Three studies published in different journals report three different pulmonary embolus ‘rule‐out' strategies for use in Emergency Departments. These comprise: clinical probability scoring, d‐dimer blood test and one or both of ventilation: perfusion scan and CT pulmonary angiogram (Emerg Med J 2006;23:123‐7); clinical probability scoring, d‐dimer blood test and CT pulmonary angiography +/‐ bilateral leg vein compression ultrasound (J Emerg Med 2005;29:399‐404); and a simplified clinical decision rule, d‐dimer testing and CTPA alone (JAMA 2006;295:172‐9). The last approach seems slightly less sensitive – probably reflecting the absence of any imaging in addition to CT pulmonary angiography. Given a choice of comparable ‘rule‐out' algorithms, a local strategy can be chosen to suit availability of imaging.
Emergency department ultrasound
Ultrasound continues to develop its role in the Emergency department (J Emerg Med 2006;30:69‐74). Emergency physicians in Texas appeared to be able to identify gallstones using ultrasound with an acceptable level of sensitivity, even with relatively limited training. Consistent identification of associated important findings and complications (such as dilated common bile duct) required additional training.
Evaluating chest pain
Clinicians are often rightly concerned about the possibility of underlying acute coronary syndrome in patients presenting with chest pain.
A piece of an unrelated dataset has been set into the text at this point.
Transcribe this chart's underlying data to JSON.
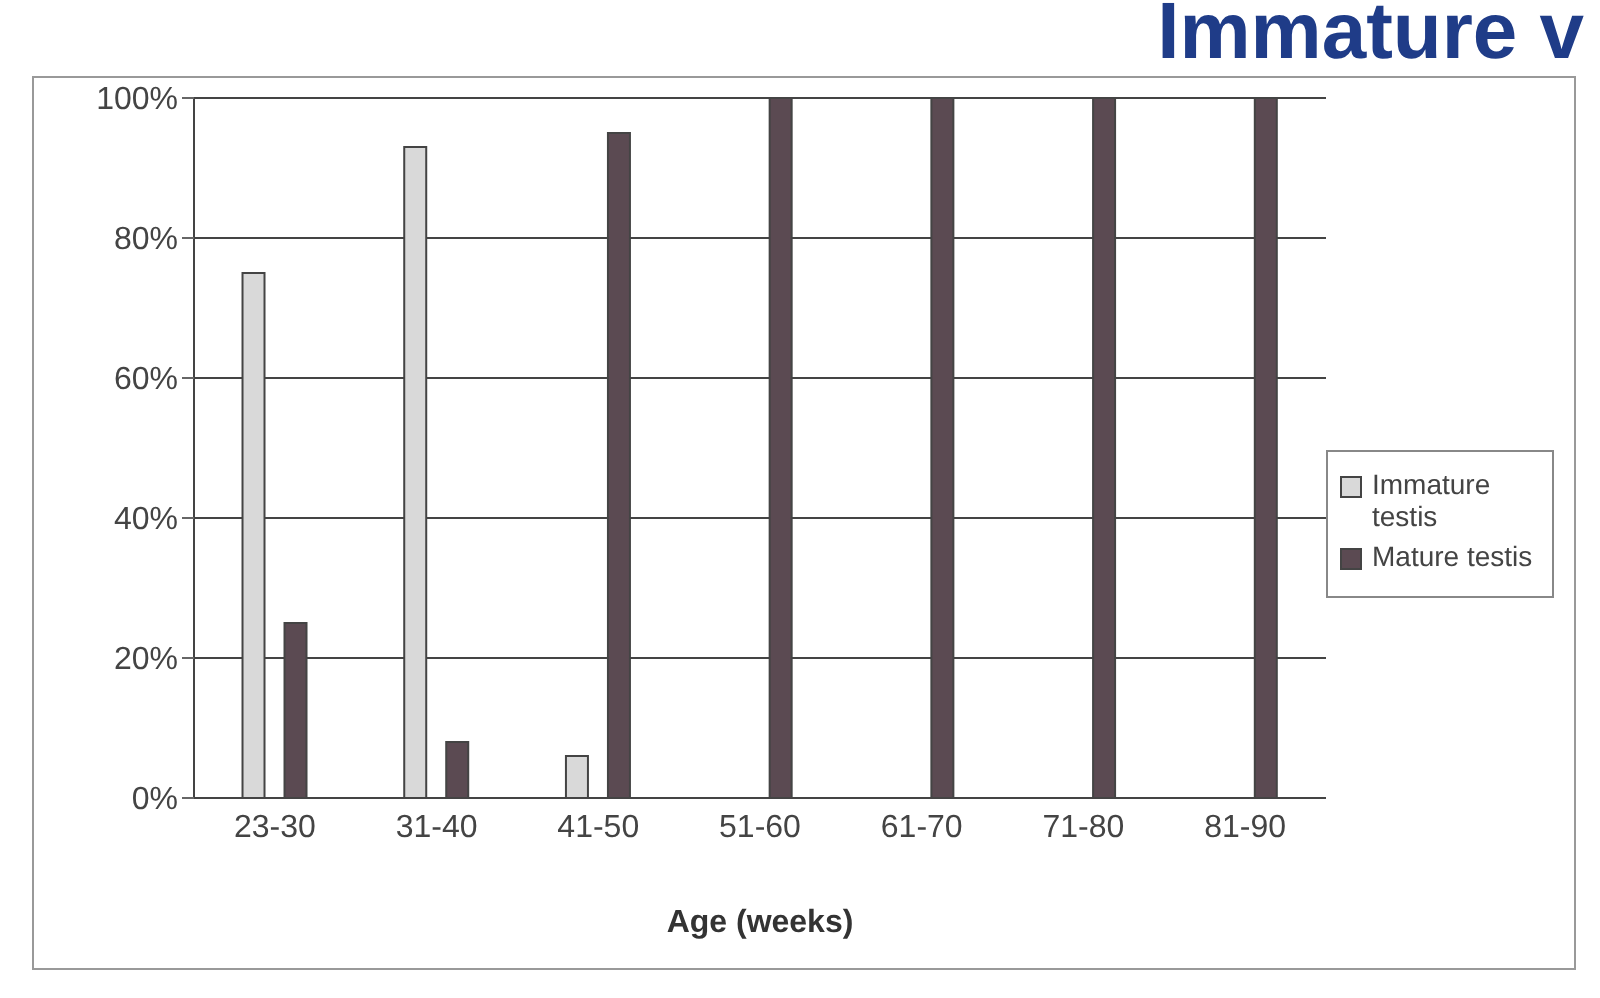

A review of the available evidence suggests that identifying certain characteristics of chest pain can help to stratify patients into various levels of risk for acute coronary syndromes. However, no particular chest pain characteristics allow patients to be discharged safely without further investigation (JAMA 2005;294:2623‐9).
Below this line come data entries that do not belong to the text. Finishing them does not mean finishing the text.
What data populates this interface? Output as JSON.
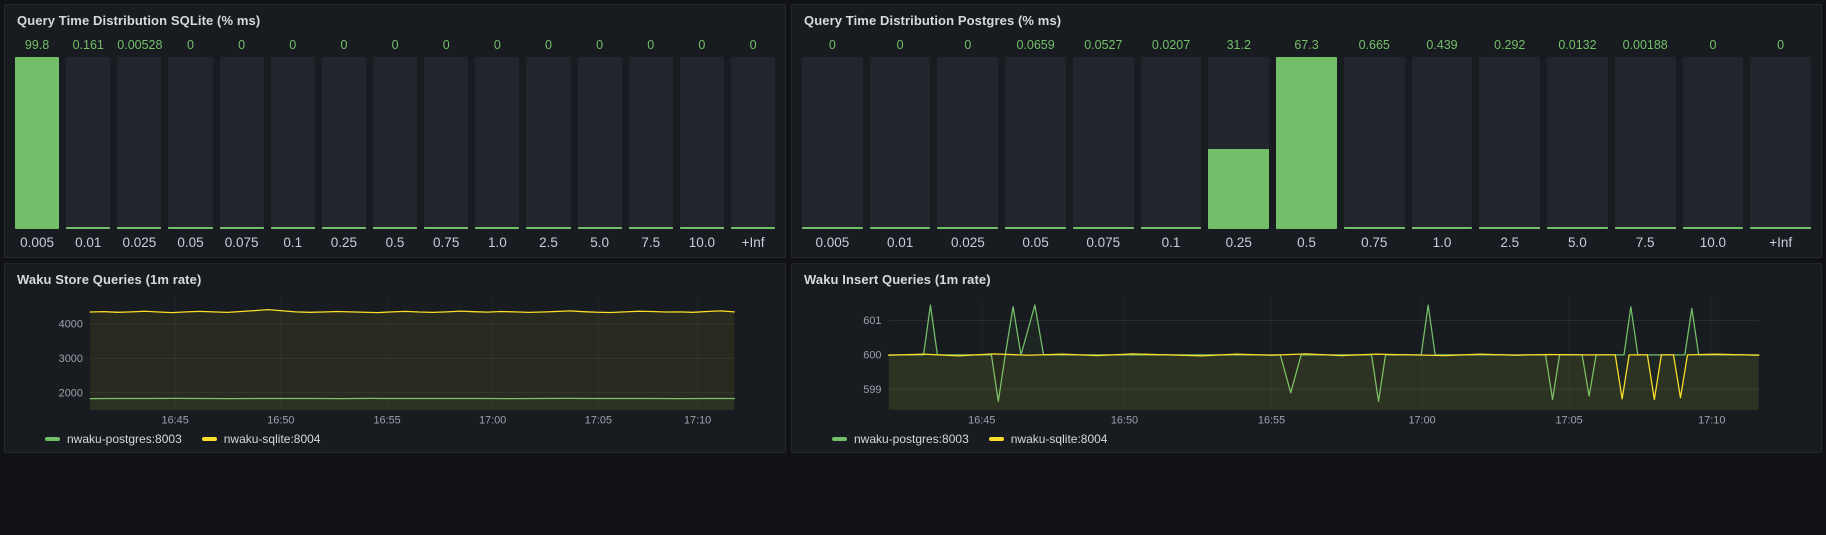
{
  "theme": {
    "page_bg": "#111217",
    "panel_bg": "#181b1f",
    "panel_border": "#26282e",
    "title_color": "#d8d9da",
    "axis_color": "#9da2ab",
    "series_green": "#73bf69",
    "series_yellow": "#fade2a"
  },
  "chart_data": [
    {
      "type": "bar",
      "title": "Query Time Distribution SQLite (% ms)",
      "categories": [
        "0.005",
        "0.01",
        "0.025",
        "0.05",
        "0.075",
        "0.1",
        "0.25",
        "0.5",
        "0.75",
        "1.0",
        "2.5",
        "5.0",
        "7.5",
        "10.0",
        "+Inf"
      ],
      "values": [
        99.8,
        0.161,
        0.00528,
        0,
        0,
        0,
        0,
        0,
        0,
        0,
        0,
        0,
        0,
        0,
        0
      ],
      "value_labels": [
        "99.8",
        "0.161",
        "0.00528",
        "0",
        "0",
        "0",
        "0",
        "0",
        "0",
        "0",
        "0",
        "0",
        "0",
        "0",
        "0"
      ],
      "bar_color": "#73bf69",
      "ylim": [
        0,
        99.8
      ]
    },
    {
      "type": "bar",
      "title": "Query Time Distribution Postgres (% ms)",
      "categories": [
        "0.005",
        "0.01",
        "0.025",
        "0.05",
        "0.075",
        "0.1",
        "0.25",
        "0.5",
        "0.75",
        "1.0",
        "2.5",
        "5.0",
        "7.5",
        "10.0",
        "+Inf"
      ],
      "values": [
        0,
        0,
        0,
        0.0659,
        0.0527,
        0.0207,
        31.2,
        67.3,
        0.665,
        0.439,
        0.292,
        0.0132,
        0.00188,
        0,
        0
      ],
      "value_labels": [
        "0",
        "0",
        "0",
        "0.0659",
        "0.0527",
        "0.0207",
        "31.2",
        "67.3",
        "0.665",
        "0.439",
        "0.292",
        "0.0132",
        "0.00188",
        "0",
        "0"
      ],
      "bar_color": "#73bf69",
      "ylim": [
        0,
        67.3
      ]
    },
    {
      "type": "line",
      "title": "Waku Store Queries (1m rate)",
      "ylim": [
        1500,
        4800
      ],
      "yticks": [
        2000,
        3000,
        4000
      ],
      "xticks": [
        {
          "label": "16:45",
          "t": 0.132
        },
        {
          "label": "16:50",
          "t": 0.296
        },
        {
          "label": "16:55",
          "t": 0.461
        },
        {
          "label": "17:00",
          "t": 0.625
        },
        {
          "label": "17:05",
          "t": 0.789
        },
        {
          "label": "17:10",
          "t": 0.943
        }
      ],
      "grid": true,
      "legend_position": "bottom-left",
      "series": [
        {
          "name": "nwaku-postgres:8003",
          "color": "#73bf69",
          "values": [
            1828,
            1831,
            1829,
            1832,
            1830,
            1827,
            1831,
            1829,
            1830,
            1828,
            1832,
            1830,
            1829,
            1831,
            1830,
            1828,
            1830,
            1832,
            1829,
            1830,
            1831,
            1828,
            1830,
            1829
          ]
        },
        {
          "name": "nwaku-sqlite:8004",
          "color": "#fade2a",
          "values": [
            4345,
            4360,
            4338,
            4352,
            4371,
            4348,
            4330,
            4351,
            4366,
            4350,
            4336,
            4362,
            4388,
            4418,
            4382,
            4352,
            4337,
            4346,
            4361,
            4352,
            4341,
            4331,
            4352,
            4367,
            4347,
            4336,
            4352,
            4372,
            4356,
            4342,
            4362,
            4352,
            4336,
            4347,
            4362,
            4381,
            4356,
            4341,
            4332,
            4352,
            4371,
            4361,
            4346,
            4352,
            4337,
            4362,
            4379,
            4352
          ]
        }
      ]
    },
    {
      "type": "line",
      "title": "Waku Insert Queries (1m rate)",
      "ylim": [
        598.4,
        601.7
      ],
      "yticks": [
        599,
        600,
        601
      ],
      "xticks": [
        {
          "label": "16:45",
          "t": 0.107
        },
        {
          "label": "16:50",
          "t": 0.271
        },
        {
          "label": "16:55",
          "t": 0.44
        },
        {
          "label": "17:00",
          "t": 0.613
        },
        {
          "label": "17:05",
          "t": 0.782
        },
        {
          "label": "17:10",
          "t": 0.946
        }
      ],
      "grid": true,
      "legend_position": "bottom-left",
      "series": [
        {
          "name": "nwaku-postgres:8003",
          "color": "#73bf69",
          "points": [
            [
              0,
              600
            ],
            [
              0.04,
              600
            ],
            [
              0.048,
              601.45
            ],
            [
              0.056,
              600
            ],
            [
              0.118,
              600
            ],
            [
              0.126,
              598.65
            ],
            [
              0.134,
              600
            ],
            [
              0.143,
              601.4
            ],
            [
              0.152,
              600
            ],
            [
              0.168,
              601.45
            ],
            [
              0.178,
              600
            ],
            [
              0.25,
              600
            ],
            [
              0.35,
              600
            ],
            [
              0.45,
              600
            ],
            [
              0.462,
              598.9
            ],
            [
              0.474,
              600
            ],
            [
              0.555,
              600
            ],
            [
              0.563,
              598.65
            ],
            [
              0.571,
              600
            ],
            [
              0.612,
              600
            ],
            [
              0.62,
              601.45
            ],
            [
              0.628,
              600
            ],
            [
              0.755,
              600
            ],
            [
              0.763,
              598.7
            ],
            [
              0.771,
              600
            ],
            [
              0.797,
              600
            ],
            [
              0.805,
              598.8
            ],
            [
              0.813,
              600
            ],
            [
              0.845,
              600
            ],
            [
              0.853,
              601.4
            ],
            [
              0.861,
              600
            ],
            [
              0.915,
              600
            ],
            [
              0.923,
              601.35
            ],
            [
              0.931,
              600
            ],
            [
              1,
              600
            ]
          ]
        },
        {
          "name": "nwaku-sqlite:8004",
          "color": "#fade2a",
          "points": [
            [
              0,
              599.99
            ],
            [
              0.04,
              600.02
            ],
            [
              0.08,
              599.97
            ],
            [
              0.12,
              600.03
            ],
            [
              0.16,
              599.99
            ],
            [
              0.2,
              600.02
            ],
            [
              0.24,
              599.98
            ],
            [
              0.28,
              600.03
            ],
            [
              0.32,
              600
            ],
            [
              0.36,
              599.97
            ],
            [
              0.4,
              600.02
            ],
            [
              0.44,
              599.99
            ],
            [
              0.48,
              600.03
            ],
            [
              0.52,
              599.98
            ],
            [
              0.56,
              600.02
            ],
            [
              0.6,
              600
            ],
            [
              0.64,
              599.98
            ],
            [
              0.68,
              600.02
            ],
            [
              0.72,
              599.99
            ],
            [
              0.76,
              600.01
            ],
            [
              0.8,
              600
            ],
            [
              0.835,
              600
            ],
            [
              0.843,
              598.72
            ],
            [
              0.851,
              600
            ],
            [
              0.872,
              600
            ],
            [
              0.88,
              598.7
            ],
            [
              0.888,
              600
            ],
            [
              0.902,
              600
            ],
            [
              0.91,
              598.75
            ],
            [
              0.918,
              600
            ],
            [
              0.95,
              600.02
            ],
            [
              1,
              599.99
            ]
          ]
        }
      ]
    }
  ]
}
Amphetamine related deaths
The risks from taking amphetamine and its derivatives are understandably difficult to quantify. Researchers from Belgium provide a worrying report on 34 deaths, in which amphetamine and its derivatives (including ecstacy and ‘MDA') were implicated (Med Sci Law 2006;46:37‐65). Unintentional overdose was responsible for most of the deaths, which involved a variety of mechanisms including cardiopulmonary failure and (in a minority) hyperthermia.
Blood safety regulations
Sophia wonders if readers are aware that European Union Directives on blood transfusion have been transposed into UK law. The Blood Safety and Quality Regulations (2005) affect the administration of blood products, particularly in relation to traceability, documentation and the reporting of reactions (www.transfusionguidelines.org.uk).